The reliance on the said judgment in the background of the earlier reasoning assigned by the learned Single Judge would indicate that in the instant case the same would be relevant since except for the non-approval of the admission for the year 2008-09, the approval had been granted for the earlier year, as well as the subsequent year. Further as noticed by the learned Single Judge if the rejection is made under Section 13-C, the option would have been to apply under Section 13-A and in any event, since the requirements were being complied with by the second respondent, it would not have been appropriate to deny the approval for one year in between. Therefore, we are of the view that the application of the said decision to the facts emerging in the present case to the extent as stated above cannot be considered as erroneous. 9. That apart, as noticed, the issue in the instant case relates to a Ayurvedic College wherein. attempts are being made by the second respondent to continue the institution by complying with the requirements. The same would have to be taken note of and in a circumstance of this nature, where the issue was with regard to the grant of approval of the admission for only one academic year 2008-09, the view taken by the learned Single Judge cannot be faulted.
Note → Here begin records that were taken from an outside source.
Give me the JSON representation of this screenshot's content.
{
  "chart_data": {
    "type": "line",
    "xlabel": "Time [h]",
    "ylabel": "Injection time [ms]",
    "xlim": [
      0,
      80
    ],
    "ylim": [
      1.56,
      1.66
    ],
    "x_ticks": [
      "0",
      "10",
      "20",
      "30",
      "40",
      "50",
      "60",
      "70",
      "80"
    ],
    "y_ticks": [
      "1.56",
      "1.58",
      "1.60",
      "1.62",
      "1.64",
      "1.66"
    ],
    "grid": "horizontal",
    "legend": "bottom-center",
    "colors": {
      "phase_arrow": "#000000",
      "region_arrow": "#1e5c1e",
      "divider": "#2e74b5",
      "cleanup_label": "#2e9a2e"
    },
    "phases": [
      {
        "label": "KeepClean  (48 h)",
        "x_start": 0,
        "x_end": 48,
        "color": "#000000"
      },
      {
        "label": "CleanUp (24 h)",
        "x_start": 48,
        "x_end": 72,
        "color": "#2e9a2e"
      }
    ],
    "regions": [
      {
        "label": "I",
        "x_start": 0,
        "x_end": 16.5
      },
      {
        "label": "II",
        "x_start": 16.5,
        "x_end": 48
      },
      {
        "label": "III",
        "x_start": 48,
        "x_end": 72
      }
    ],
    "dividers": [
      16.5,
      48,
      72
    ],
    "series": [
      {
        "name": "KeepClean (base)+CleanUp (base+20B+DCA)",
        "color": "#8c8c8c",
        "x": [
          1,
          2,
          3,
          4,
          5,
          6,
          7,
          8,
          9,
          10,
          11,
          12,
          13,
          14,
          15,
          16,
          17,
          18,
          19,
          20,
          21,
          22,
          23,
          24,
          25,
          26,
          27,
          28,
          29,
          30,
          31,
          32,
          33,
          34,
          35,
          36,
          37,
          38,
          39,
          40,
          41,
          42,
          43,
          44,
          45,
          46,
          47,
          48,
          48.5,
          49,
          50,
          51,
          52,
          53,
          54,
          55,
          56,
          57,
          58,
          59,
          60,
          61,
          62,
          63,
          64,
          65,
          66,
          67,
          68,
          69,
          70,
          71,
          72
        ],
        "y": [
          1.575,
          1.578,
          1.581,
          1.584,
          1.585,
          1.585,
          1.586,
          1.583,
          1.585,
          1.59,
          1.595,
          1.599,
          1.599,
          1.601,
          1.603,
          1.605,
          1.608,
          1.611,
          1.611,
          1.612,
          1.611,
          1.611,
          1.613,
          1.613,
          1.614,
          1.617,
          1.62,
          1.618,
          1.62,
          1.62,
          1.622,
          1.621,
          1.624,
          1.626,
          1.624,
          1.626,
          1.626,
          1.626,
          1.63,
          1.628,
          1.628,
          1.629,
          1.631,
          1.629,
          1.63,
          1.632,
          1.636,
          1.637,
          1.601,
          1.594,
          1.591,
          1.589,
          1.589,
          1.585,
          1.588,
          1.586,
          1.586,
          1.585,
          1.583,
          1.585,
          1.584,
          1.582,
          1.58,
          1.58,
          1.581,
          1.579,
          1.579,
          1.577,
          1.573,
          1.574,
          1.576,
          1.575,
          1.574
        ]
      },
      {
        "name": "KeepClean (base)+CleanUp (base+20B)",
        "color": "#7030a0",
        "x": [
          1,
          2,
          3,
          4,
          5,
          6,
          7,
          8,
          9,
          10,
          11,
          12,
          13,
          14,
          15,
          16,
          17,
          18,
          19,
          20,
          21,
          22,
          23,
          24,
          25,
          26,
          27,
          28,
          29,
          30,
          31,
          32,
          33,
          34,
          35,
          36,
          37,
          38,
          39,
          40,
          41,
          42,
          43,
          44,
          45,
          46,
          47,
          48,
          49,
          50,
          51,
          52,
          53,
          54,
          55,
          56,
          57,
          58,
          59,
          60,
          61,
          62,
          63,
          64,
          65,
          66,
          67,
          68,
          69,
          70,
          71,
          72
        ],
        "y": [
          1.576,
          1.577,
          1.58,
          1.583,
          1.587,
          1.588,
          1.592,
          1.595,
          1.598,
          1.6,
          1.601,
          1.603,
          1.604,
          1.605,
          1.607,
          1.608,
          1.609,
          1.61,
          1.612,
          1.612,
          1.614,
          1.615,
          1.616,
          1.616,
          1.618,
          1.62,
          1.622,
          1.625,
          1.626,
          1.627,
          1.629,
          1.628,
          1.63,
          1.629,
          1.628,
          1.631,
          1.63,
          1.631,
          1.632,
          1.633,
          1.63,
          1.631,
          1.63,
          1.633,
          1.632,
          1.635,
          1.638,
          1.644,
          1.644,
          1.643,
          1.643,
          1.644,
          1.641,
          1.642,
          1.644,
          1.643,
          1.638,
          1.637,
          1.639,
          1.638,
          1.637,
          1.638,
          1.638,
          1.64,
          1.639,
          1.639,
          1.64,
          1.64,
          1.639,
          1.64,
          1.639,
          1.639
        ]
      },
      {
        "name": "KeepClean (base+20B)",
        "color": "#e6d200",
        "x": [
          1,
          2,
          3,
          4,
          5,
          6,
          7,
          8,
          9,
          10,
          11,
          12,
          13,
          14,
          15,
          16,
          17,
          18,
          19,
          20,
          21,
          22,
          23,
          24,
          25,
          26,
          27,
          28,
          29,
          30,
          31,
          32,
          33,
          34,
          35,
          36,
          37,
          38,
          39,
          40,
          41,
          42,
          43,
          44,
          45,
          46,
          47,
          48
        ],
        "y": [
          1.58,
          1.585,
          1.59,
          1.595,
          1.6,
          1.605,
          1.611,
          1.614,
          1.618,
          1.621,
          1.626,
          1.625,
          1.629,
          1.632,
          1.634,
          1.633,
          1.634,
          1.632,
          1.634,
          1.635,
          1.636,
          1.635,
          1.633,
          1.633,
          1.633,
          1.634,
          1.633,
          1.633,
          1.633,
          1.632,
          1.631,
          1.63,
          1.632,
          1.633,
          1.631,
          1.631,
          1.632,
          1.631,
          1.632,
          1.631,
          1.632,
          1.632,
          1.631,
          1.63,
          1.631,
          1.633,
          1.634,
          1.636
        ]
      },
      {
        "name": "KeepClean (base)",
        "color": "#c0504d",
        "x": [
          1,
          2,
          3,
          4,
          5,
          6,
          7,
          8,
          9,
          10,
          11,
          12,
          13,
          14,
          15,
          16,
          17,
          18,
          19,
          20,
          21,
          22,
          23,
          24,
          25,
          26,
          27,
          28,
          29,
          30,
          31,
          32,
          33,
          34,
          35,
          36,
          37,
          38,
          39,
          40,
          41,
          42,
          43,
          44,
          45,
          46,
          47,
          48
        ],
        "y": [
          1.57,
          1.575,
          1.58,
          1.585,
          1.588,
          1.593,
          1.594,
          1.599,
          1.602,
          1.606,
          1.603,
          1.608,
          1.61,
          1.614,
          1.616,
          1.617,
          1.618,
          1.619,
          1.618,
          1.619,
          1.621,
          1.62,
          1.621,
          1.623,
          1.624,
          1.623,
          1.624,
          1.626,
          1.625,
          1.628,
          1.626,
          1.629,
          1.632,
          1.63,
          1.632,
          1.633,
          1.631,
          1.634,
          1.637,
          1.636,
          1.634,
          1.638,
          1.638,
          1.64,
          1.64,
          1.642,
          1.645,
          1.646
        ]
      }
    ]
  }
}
We therefore see no reason to interfere with the order of the learned Single Judge. Accordingly, the appeal in W.A. No. 3877 of 2009 stands dismissed with no order as to costs. 10. The appeal in W.A. No. 4288 of 2009 is filed by the Government of India against the very same order dated 19-8-2009 passed in W.P. No. 12298 of 2008. Since we have considered the first of the above appeals on merits and have dismissed the said appeal after hearing the learned Counsel for both the parties, in the instant case, though the learned Assistant Solicitor General has addressed similar contentions, we see no reason to accede to the same. Accordingly the application in Misc. W. No. 12181 of 2009 for condonation of delay and the said appeal are also dismissed as being devoid of merits. In that view, the applications III Misc. W. No. 11301 of 2009 in W.A. Nos. 3877 of 2009 and 12182 of 2009 in W.A. No. 4288 of 2009 also stand disposed of as unnecessary.